Poco después, en Mad Men, nos enfrentamos a una paradoja: un mundo de publicistas, destinado a provocar el cambio con sus ideas, atrincherado en el pensamiento de su época. Aterriza la fotocopiadora en la oficina pero solo para hacer más fácil el trabajo de las mujeres, relegadas -con excepción de Peggy- al papel de secretarias sexys. Ven la luz los bikinis, pero escandalizan a los maridos y permanecen en los armarios. Las esposas van al psiquiatra, pero no ha dejado de ser un estigma, un signo de debilidad que nos dirige indefectiblemente a Tony Soprano y al modo en que la mafia representa una mentalidad estancada en aguas del ayer. Siempre llegamos tarde al futuro.
Al sexo llegamos pronto pero no siempre con acierto. Masters of Sex somete a la sociedad norteamericana de los años 50 y 60, puritana en su mayoría -y que contrasta con la sexualidad de los esferas criminales de los años 20 de Boardwalk Empire-, a una radiografía de su conciencia sexual, dejándonos por el camino grandes muestras de conservadurismo tanto en el ámbito doméstico como en el ámbito científico. El tiempo, en forma de consolador, punto G o posturas diabólicas, se abre paso con menor o mayor acierto en una sociedad donde la homofobia -un Barton Scully que lleva a límites enfermizos el armarismo del Salvatore Romano de Mad Men– y el racismo están en la mesa de cada buena familia.

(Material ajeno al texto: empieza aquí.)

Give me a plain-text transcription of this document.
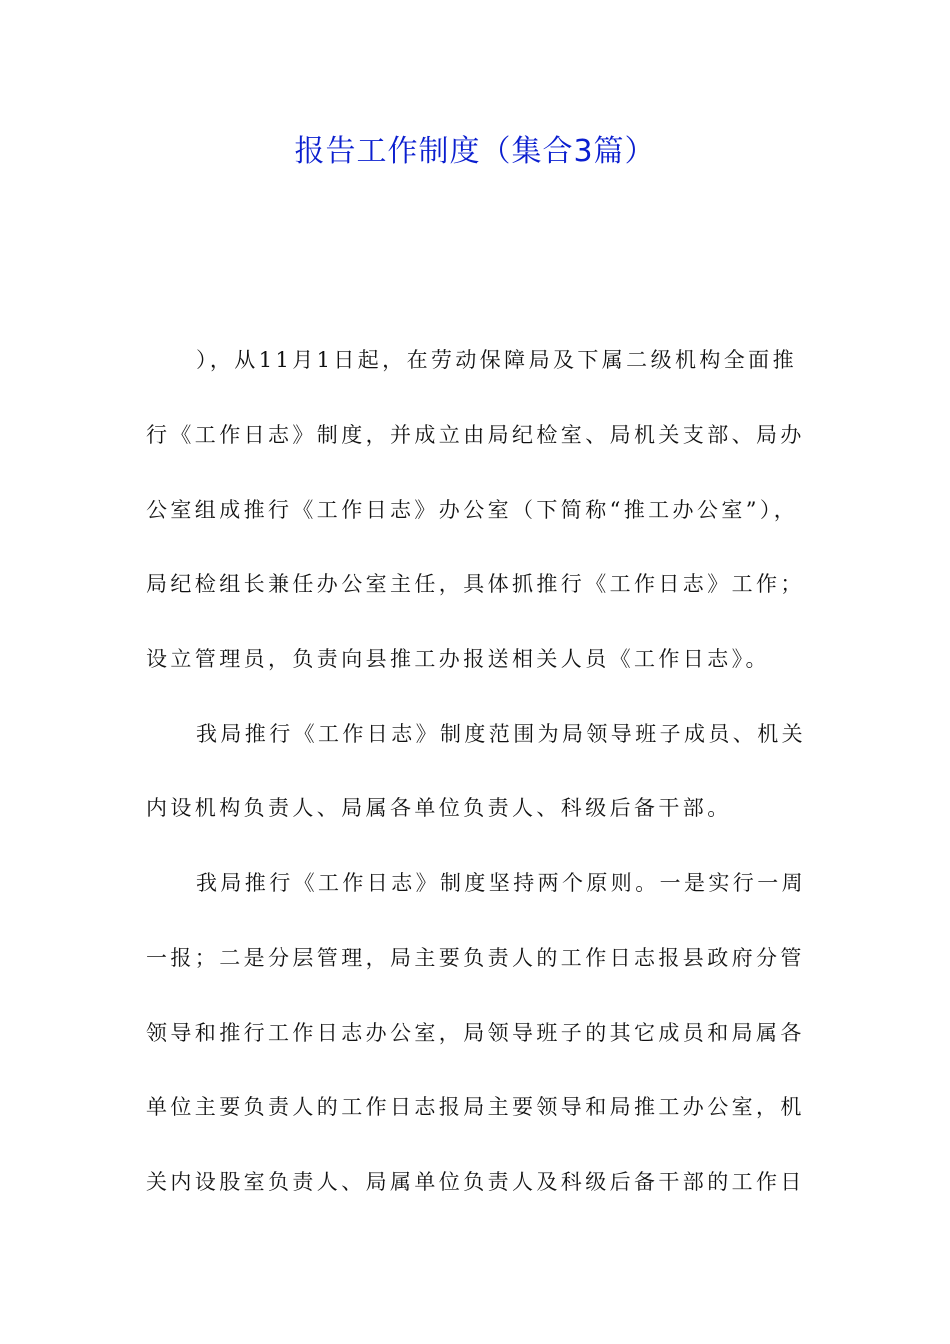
报告工作制度（集合3篇）
），从11月1日起，在劳动保障局及下属二级机构全面推
行《工作日志》制度，并成立由局纪检室、局机关支部、局办
公室组成推行《工作日志》办公室（下简称“推工办公室”），
局纪检组长兼任办公室主任，具体抓推行《工作日志》工作；
设立管理员，负责向县推工办报送相关人员《工作日志》。
我局推行《工作日志》制度范围为局领导班子成员、机关
内设机构负责人、局属各单位负责人、科级后备干部。
我局推行《工作日志》制度坚持两个原则。一是实行一周
一报；二是分层管理，局主要负责人的工作日志报县政府分管
领导和推行工作日志办公室，局领导班子的其它成员和局属各
单位主要负责人的工作日志报局主要领导和局推工办公室，机
关内设股室负责人、局属单位负责人及科级后备干部的工作日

«El pertinaz racismo del Doctor Thackeray se va apagando, pero no puede resultarnos indiferente la manera en la que esas ideas podían llegar a penetrar incluso en un hombre instruido como él»
Un lastre, este último, que se desvela en The Knick como una tara congénita del país de la libertad y las oportunidades. Un mal que hierve desde las entrañas de la historia norteamericana y que algunos hombres y algunas mujeres supieron sortear, sino desde un principio, con el paso del tiempo. El pertinaz racismo del Doctor Thackeray hacia el brillante Doctor Algernon Edwards se va apagando -superando su tiempo-, pero no puede resultarnos indiferente la manera en la que esas ideas intolerantes e injustificadas podían llegar a penetrar incluso en un hombre instruido como él. Una revolución mental cuya inconclusión, sumada a la ilegalización de las mismas drogas que circulan ante la cámara de Soderbergh, nos ha legado paisajes como el Baltimore de David Simon.
Seguimos afiliados a la estrechez de nuestro tictacteo y luchamos contra el fin de las ideologías, contra la muerte del papel, contra el reconocimiento moral de los animales. Somos Joe MacMillan en Halt and Catch Fire despreciando el ordenador personal y tirándose más tarde de los pelos al ver el éxito del Macintosh. Somos Don Draper en un ascensor quitándole el sombrero de la cabeza a un joven charlatán que no muestra educación frente a una dama. Somos el mismo Jon Hamm pero en el último episodio de Black Mirror enfrentándonos a nuestro futuro: personas bloqueadas y conciencias duplicadas que sirven de esclavos. Un hombre versus tiempo sin incertidumbre. Porque para cuando alcanzamos a entender el drama de nuestra época, éste hace tiempo que nos dio la espalda.